I'm reading a proof that in a quasi-triangular Hopf algebra $H$, $(S\otimes 1)Q$ is $\operatorname{Ad}$-invariant. Here $Q=\tau(R)R$, where $R$ is the invertible element in $H\otimes H$ satisfying all the quasi-triangular properties.

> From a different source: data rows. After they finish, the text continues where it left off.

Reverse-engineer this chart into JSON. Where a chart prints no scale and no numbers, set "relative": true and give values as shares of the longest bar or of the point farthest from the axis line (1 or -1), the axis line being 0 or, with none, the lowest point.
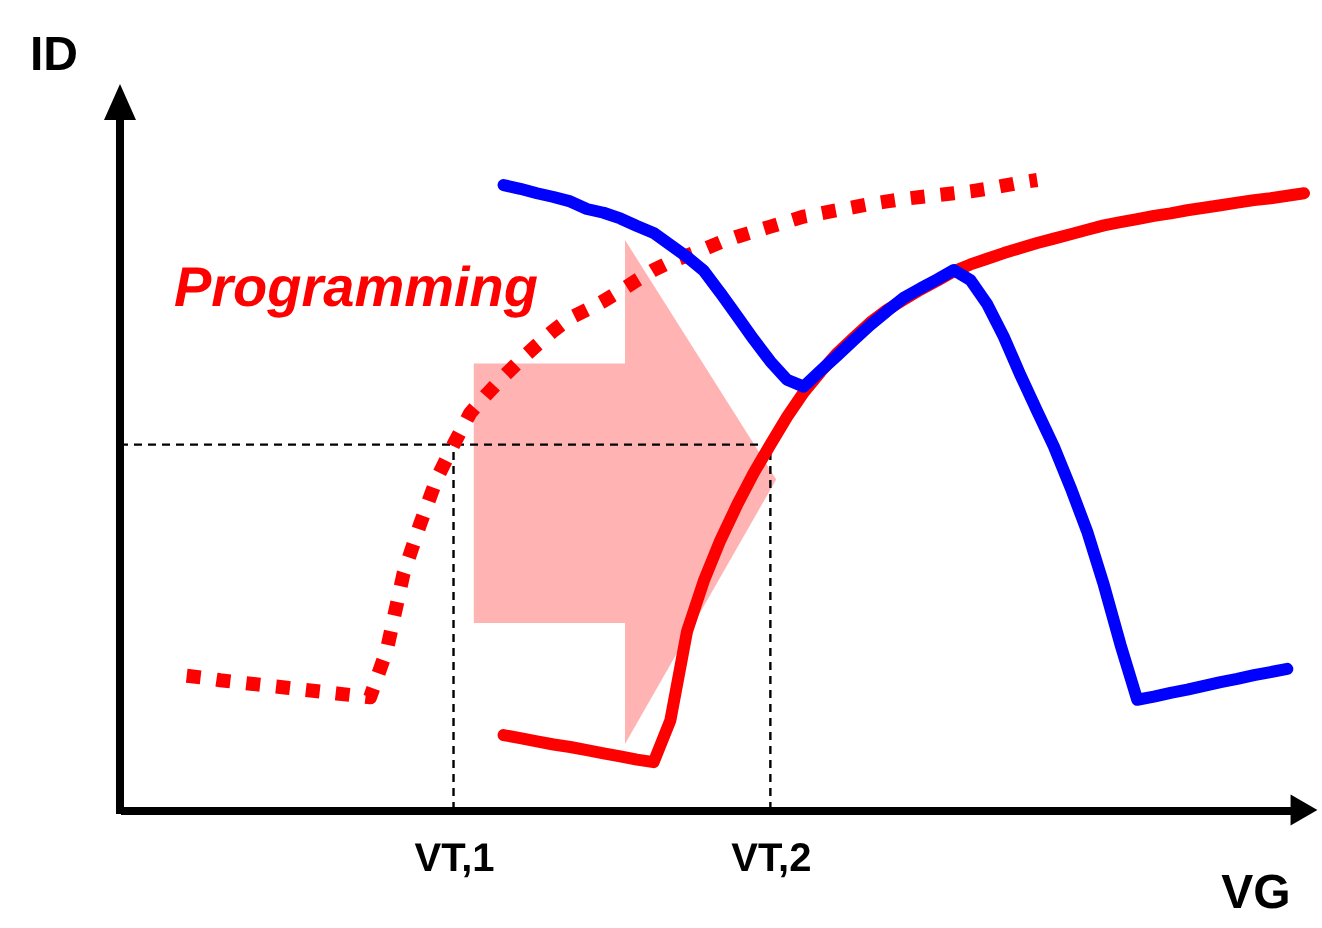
{
  "chart_data": {
    "type": "line",
    "relative": true,
    "xlabel": "VG",
    "ylabel": "ID",
    "annotations": [
      "Programming"
    ],
    "tick_labels": "x",
    "categories": [
      null,
      null,
      null,
      null,
      null,
      null,
      null,
      null,
      null,
      null,
      null,
      null,
      null,
      null,
      null,
      null,
      null,
      null,
      null,
      null,
      "VT,1",
      null,
      null,
      null,
      null,
      null,
      null,
      null,
      null,
      null,
      null,
      null,
      null,
      null,
      null,
      null,
      null,
      null,
      null,
      "VT,2",
      null,
      null,
      null,
      null,
      null,
      null,
      null,
      null,
      null,
      null,
      null,
      null,
      null,
      null,
      null,
      null,
      null,
      null,
      null,
      null,
      null,
      null,
      null,
      null,
      null,
      null,
      null,
      null,
      null,
      null,
      null,
      null
    ],
    "series": [
      {
        "color": "#ff0000",
        "line_style": "dotted",
        "values": [
          null,
          null,
          null,
          null,
          0.213,
          0.21,
          0.206,
          0.203,
          0.2,
          0.197,
          0.194,
          0.191,
          0.188,
          0.185,
          0.182,
          0.179,
          0.254,
          0.375,
          0.454,
          0.526,
          0.58,
          0.63,
          0.66,
          0.688,
          0.714,
          0.738,
          0.761,
          0.781,
          0.794,
          0.808,
          0.824,
          0.841,
          0.857,
          0.87,
          0.88,
          0.89,
          0.901,
          0.91,
          0.918,
          0.926,
          0.934,
          0.942,
          0.947,
          0.952,
          0.957,
          0.962,
          0.966,
          0.97,
          0.973,
          0.976,
          0.979,
          0.982,
          0.986,
          0.991,
          0.996,
          1.0,
          null,
          null,
          null,
          null,
          null,
          null,
          null,
          null,
          null,
          null,
          null,
          null,
          null,
          null,
          null,
          null
        ]
      },
      {
        "color": "#ff0000",
        "line_style": "solid",
        "values": [
          null,
          null,
          null,
          null,
          null,
          null,
          null,
          null,
          null,
          null,
          null,
          null,
          null,
          null,
          null,
          null,
          null,
          null,
          null,
          null,
          null,
          null,
          null,
          0.119,
          0.114,
          0.109,
          0.104,
          0.1,
          0.095,
          0.09,
          0.085,
          0.08,
          0.076,
          0.142,
          0.283,
          0.363,
          0.428,
          0.484,
          0.535,
          0.58,
          0.624,
          0.663,
          0.695,
          0.725,
          0.75,
          0.774,
          0.794,
          0.81,
          0.826,
          0.84,
          0.855,
          0.866,
          0.875,
          0.884,
          0.892,
          0.9,
          0.907,
          0.914,
          0.921,
          0.928,
          0.933,
          0.938,
          0.943,
          0.947,
          0.952,
          0.956,
          0.96,
          0.964,
          0.968,
          0.971,
          0.975,
          0.979
        ]
      },
      {
        "color": "#0000ff",
        "line_style": "solid",
        "values": [
          null,
          null,
          null,
          null,
          null,
          null,
          null,
          null,
          null,
          null,
          null,
          null,
          null,
          null,
          null,
          null,
          null,
          null,
          null,
          null,
          null,
          null,
          null,
          0.992,
          0.986,
          0.979,
          0.973,
          0.966,
          0.954,
          0.948,
          0.939,
          0.927,
          0.916,
          0.897,
          0.878,
          0.856,
          0.821,
          0.784,
          0.747,
          0.712,
          0.683,
          0.672,
          0.697,
          0.721,
          0.746,
          0.77,
          0.792,
          0.813,
          0.828,
          0.842,
          0.857,
          0.841,
          0.803,
          0.751,
          0.69,
          0.633,
          0.577,
          0.512,
          0.442,
          0.357,
          0.262,
          0.175,
          0.18,
          0.186,
          0.191,
          0.197,
          0.203,
          0.208,
          0.214,
          0.219,
          0.224,
          null
        ]
      }
    ],
    "ref_lines": [
      {
        "axis": "y",
        "value": 0.58,
        "line_style": "dashed",
        "color": "#000000"
      },
      {
        "axis": "x",
        "value": "VT,1",
        "line_style": "dashed",
        "color": "#000000"
      },
      {
        "axis": "x",
        "value": "VT,2",
        "line_style": "dashed",
        "color": "#000000"
      }
    ]
  }
}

It goes, if $R=R'^1\otimes R'^2$ is the second copy of $R$ being transposed in the definition of $Q$, $$ \begin{align*} \operatorname{Ad}_h(S\otimes 1)(Q)) &= h_1(SQ^1)Sh_2\otimes h_3Q^2Sh_4\\ &= h_1(SR^1)(SR'^2)Sh_2\otimes h_3R'^1R^2Sh_4\\ &= h_1(SR^1)Sh_3(SR'^2)\otimes R'^1h_2R^2Sh_4\\ &= h_1Sh_2(SR^1)(SR'^2)\otimes R'^1R^2h_3Sh_4\\ &= \epsilon(h)(S\otimes 1)(Q) \end{align*} $$
For the last equality, shouldn't $h_1Sh_2=\epsilon(a)$ and $h_3Sh_4=\epsilon(b)$, where $\Delta h=a\otimes b$, which would give a coefficient of $\epsilon(a)\epsilon(b)=\epsilon(ab)$ in front? Not $\epsilon(h)$?
Yes, you're right, but $\varepsilon(ab)=\varepsilon(h)$ - so the proof you quoted is also right. For: $$\varepsilon(ab)=\varepsilon(a)\varepsilon(b)=\varepsilon(\varepsilon(a)b)=\varepsilon(h).$$ The 2nd equality used that $\varepsilon$ is $k$-linear.